RS: Ich ging in die Staaten mit einem spezifischen Projekt, das man mir offeriert hat. Es war von Disney, wurde dann hinfällig, als es Probleme beim Casting gab. Die gewünschte Person verlangte zuviel Geld. Deshalb wurde daraus nichts.
ON: Genaue Namen wirst du wohl nicht verraten.
RS: Nein. Dann gab es da ein Script zu Flightplan, welches noch nicht in der heutigen Form vorlag. Das wurde mir dann stattdessen vorgeschlagen. Ich las es, machte mir meine Gedanken, und sprach dann mit ihnen darüber.
ON: War Brian Grazer schon involviert in dieser Phase? Hat er dir je erzählt, wo er sich Tattoo angesehen hat? Oder sah er am Ende gar Eierdiebe?
RS: Er sah Tattoo. Tattoo sahen sich auch die Leute von Disney an, welche mir das erste Angebot machten. Der Film öffnete die Türen.
ON: Weisst du, wo er ihn sich anschaute?
RS: Ich denke, er hatte eine private Vorführung. Das machen die normalerweise so.
ON: Da du zuerst Philosophie studiert hast, frage ich mich, ob du schon immer Regisseur werden wolltest. Wann fiel der Entschluss genau?

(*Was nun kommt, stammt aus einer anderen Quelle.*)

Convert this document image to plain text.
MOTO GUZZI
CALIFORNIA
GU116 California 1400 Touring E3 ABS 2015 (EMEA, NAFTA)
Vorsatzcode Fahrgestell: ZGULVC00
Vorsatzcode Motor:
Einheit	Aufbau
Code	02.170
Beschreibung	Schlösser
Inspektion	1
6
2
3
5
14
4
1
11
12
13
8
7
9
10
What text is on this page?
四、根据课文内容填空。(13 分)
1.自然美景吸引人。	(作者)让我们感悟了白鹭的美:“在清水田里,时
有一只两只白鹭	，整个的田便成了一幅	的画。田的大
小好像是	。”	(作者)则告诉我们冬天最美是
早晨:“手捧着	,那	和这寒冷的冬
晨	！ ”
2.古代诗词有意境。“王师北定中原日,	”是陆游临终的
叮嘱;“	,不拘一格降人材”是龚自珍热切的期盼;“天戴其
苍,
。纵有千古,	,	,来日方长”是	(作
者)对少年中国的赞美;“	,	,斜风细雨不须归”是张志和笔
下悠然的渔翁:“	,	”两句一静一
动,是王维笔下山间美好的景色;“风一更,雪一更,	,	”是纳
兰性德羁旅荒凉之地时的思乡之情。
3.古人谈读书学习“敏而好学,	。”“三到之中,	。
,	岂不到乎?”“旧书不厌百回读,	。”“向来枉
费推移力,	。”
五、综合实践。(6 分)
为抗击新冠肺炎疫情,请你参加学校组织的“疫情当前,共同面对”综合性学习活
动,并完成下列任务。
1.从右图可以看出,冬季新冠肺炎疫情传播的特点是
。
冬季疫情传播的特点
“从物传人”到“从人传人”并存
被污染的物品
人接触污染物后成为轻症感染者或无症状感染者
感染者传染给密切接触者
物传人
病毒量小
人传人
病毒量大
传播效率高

RS: Ich fand mit neun oder zehn Jahren eine Kamera. Ich habe schon immer auf die eine oder andere Art Film entwickelt und geschnitten. Zuerst war ich einfach fasziniert davon, dass dieser schmale Streifen Zelluloid, den man in den Projektor spannt, zu einem grossen Bild an der Wand werden kann. Das war das ursprünglich Faszinierende. Ich begann experimentelle Filme zu drehen, aber die meisten meiner Verwandten durchliefen akademische Karrieren. An die Uni zu gehen, gehörte zum comme il faut. Ich hatte nicht einmal einen dieser allseits bekannten Onkel, die als Hobby Landschaften malten. Filme zu drehen, ja nur schon Drehbücher zu schreiben, war kein Beruf, den ich mir überhaupt als Beruf vorstellen konnte. Es wäre mir als Option nicht einmal in den Sinn gekommen. Ich begann deshalb meine akademische Karriere und studiert Fächer, von denen ich wusste, dass sie mich nicht zum Lehrberuf bringen würden wie meine Eltern. Ich drehte aber immer noch nebenbei. Eines Tages realisierte ich aber, dass ich mein Hobby studierte und was ich beruflich wirklich machen wollte, als Hobby verfolgte. Es war ein trauriger Tag innerhalb meiner Familie, als ich bekannt gab, Filmemacher zu werden. Denn für sie ist dieses Volk nur gerade wenig über den Zirkusleuten anzusiedeln.
ON: Marc Forster nennt Apocalypse now als Inspiration, Regisseur zu werden. Gibt es in deinem Leben auch einen solchen Film?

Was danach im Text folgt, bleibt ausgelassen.